The reaction of N-nitrosotolazoline, the nitrosation product of a representative imidazoline receptor drug tolazoline, with DNA, deoxyguanosine (dG), or deoxyadenosine (dA) produces adducts containing the 2-phenylacetamidoethyl group. The synthesis and characterization of 2-phenylacetamidoethyl-guanine derivatives (O6-dG, O6-Gua, N2-Gua, and 7-Gua) and 2-phenylacetamidoethyladenine derivatives (1-Ade, 3-Ade, 7-Ade, and N6-Ade) are described.
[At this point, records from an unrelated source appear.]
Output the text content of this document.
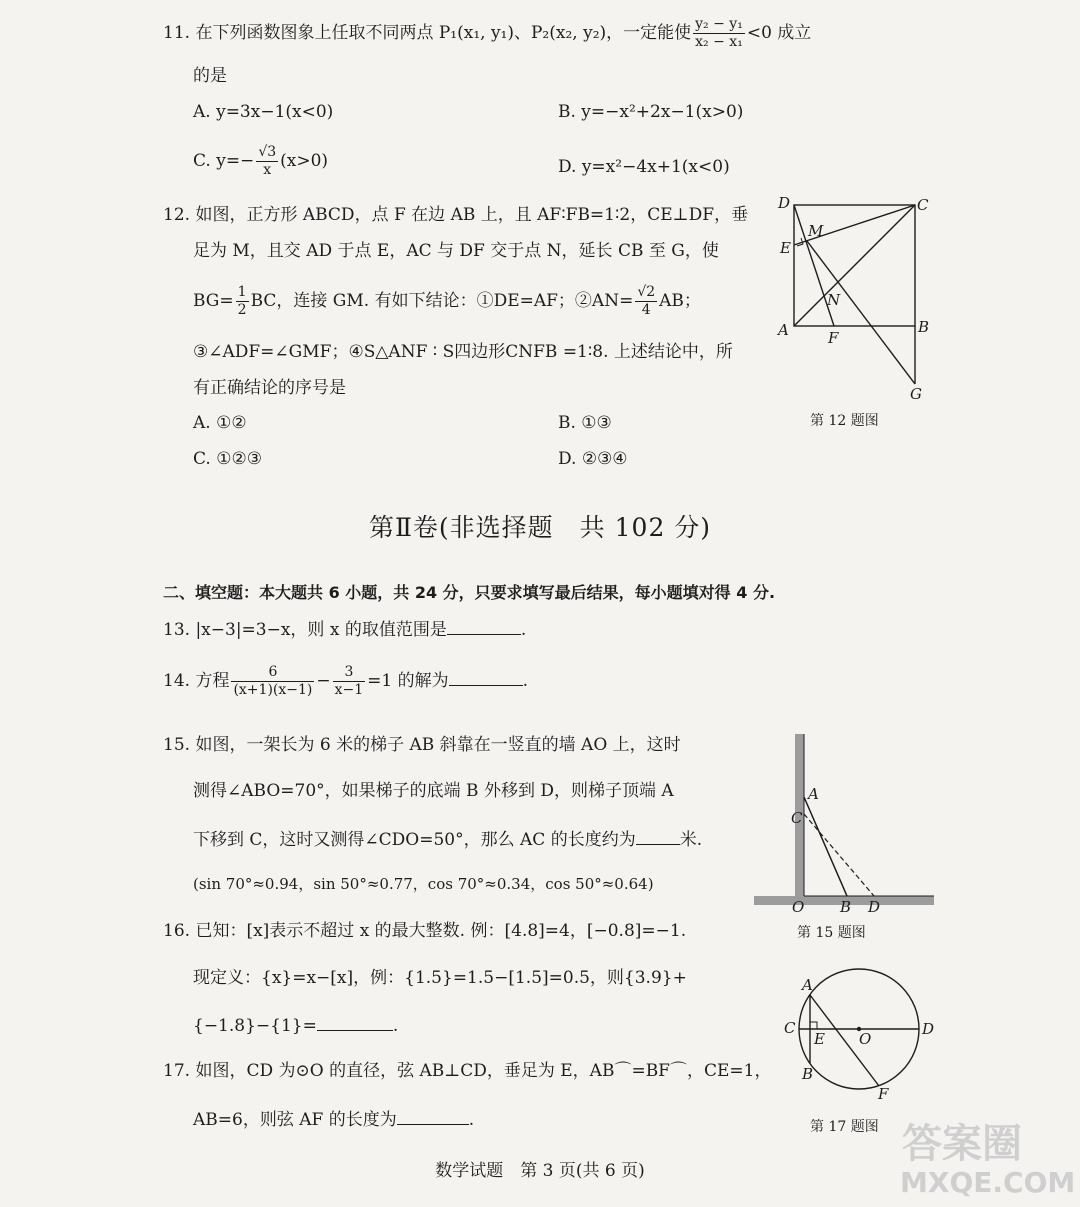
11. 在下列函数图象上任取不同两点 P₁(x₁, y₁)、P₂(x₂, y₂)，一定能使 $\frac{\text{y₂ − y₁}}{\text{x₂ − x₁}} <0$ 成立
的是
A. y=3x−1(x<0)	B. y=−x²+2x−1(x>0)
C. $y=- \frac{√3}{x} (x>0)$	D. y=x²−4x+1(x<0)
12. 如图，正方形 ABCD，点 F 在边 AB 上，且 AF∶FB=1∶2，CE⊥DF，垂
足为 M，且交 AD 于点 E，AC 与 DF 交于点 N，延长 CB 至 G，使
$BG= \frac{1}{2}$ BC，连接 GM. 有如下结论：①DE=AF；②AN= $\frac{√2}{4}$ AB；
③∠ADF=∠GMF；④S△ANF ∶ S四边形CNFB =1∶8. 上述结论中，所
有正确结论的序号是
A. ①②	B. ①③
C. ①②③	D. ②③④
D	C
M
E
N
A	F
B
G
第 12 题图
第Ⅱ卷(非选择题　共 102 分)
二、填空题：本大题共 6 小题，共 24 分，只要求填写最后结果，每小题填对得 4 分.
13. |x−3|=3−x，则 x 的取值范围是	.
14. 方程 $\frac{6}{(x+1)(x-1)} - \frac{3}{x-1} =1$ 的解为	.
15. 如图，一架长为 6 米的梯子 AB 斜靠在一竖直的墙 AO 上，这时
测得∠ABO=70°，如果梯子的底端 B 外移到 D，则梯子顶端 A
下移到 C，这时又测得∠CDO=50°，那么 AC 的长度约为	米.
(sin 70°≈0.94，sin 50°≈0.77，cos 70°≈0.34，cos 50°≈0.64)
A
C
O B D
第 15 题图
16. 已知：[x]表示不超过 x 的最大整数. 例：[4.8]=4，[−0.8]=−1.
现定义：{x}=x−[x]，例：{1.5}=1.5−[1.5]=0.5，则{3.9}+
{−1.8}−{1}=	.
17. 如图，CD 为⊙O 的直径，弦 AB⊥CD，垂足为 E，AB⌒=BF⌒，CE=1，
AB=6，则弦 AF 的长度为	.
A
C
E O
D
B
F
第 17 题图
数学试题　第 3 页(共 6 页)
答案圈
MXQE.COM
In addition to the use of an established UV spectral method for confirming the structure of the alkyl adenines, a new 13C NMR method for determining the N-alkylation site is presented. In combination with the synthesized standards, HPLC MS/MS methods were used to determine the nature and the quantity of adducts produced. N-Nitrosotolazoline reacted with dG to give 7-(2-phenylacetamidoethyl)deoxyguanosine (major), O6-(2-phenylacetamidoethyl)deoxyguanosine, and 5'-O-phenyacetyldeoxyguanosine. The reaction of N-nitrosotolazoline with dA produced the 1-, 3-, 7-, N6, and 5-O'-2-phenylacetamidoethyl adenine and dA derivatives as well as several phenylacetyl adducts. Reaction of N-nitrosotolazoline with DNA in vitro resulted in the detection of 2-phenylacetamidoethyl adducts (adduct, relative %): 7-Gua, 60%; 3-Ade, 30%; O6-Gua, 8%; and 7-Ade, 2%. Comparison of these data with appropriate literature data, as well as our work on the mechanism of N-nitrosotolazoline hydrolytic decomposition, is consistent with the adducts being produced from a 2-phenylacetamidoethyldiazonium intermediate. The results show that N-nitrosotolazoline, and presumably other N-nitrosoimidazolines, if produced by endogenous nitrosation pathways, are capable of alkylating DNA without additional metabolic transformation and are probable carcinogens.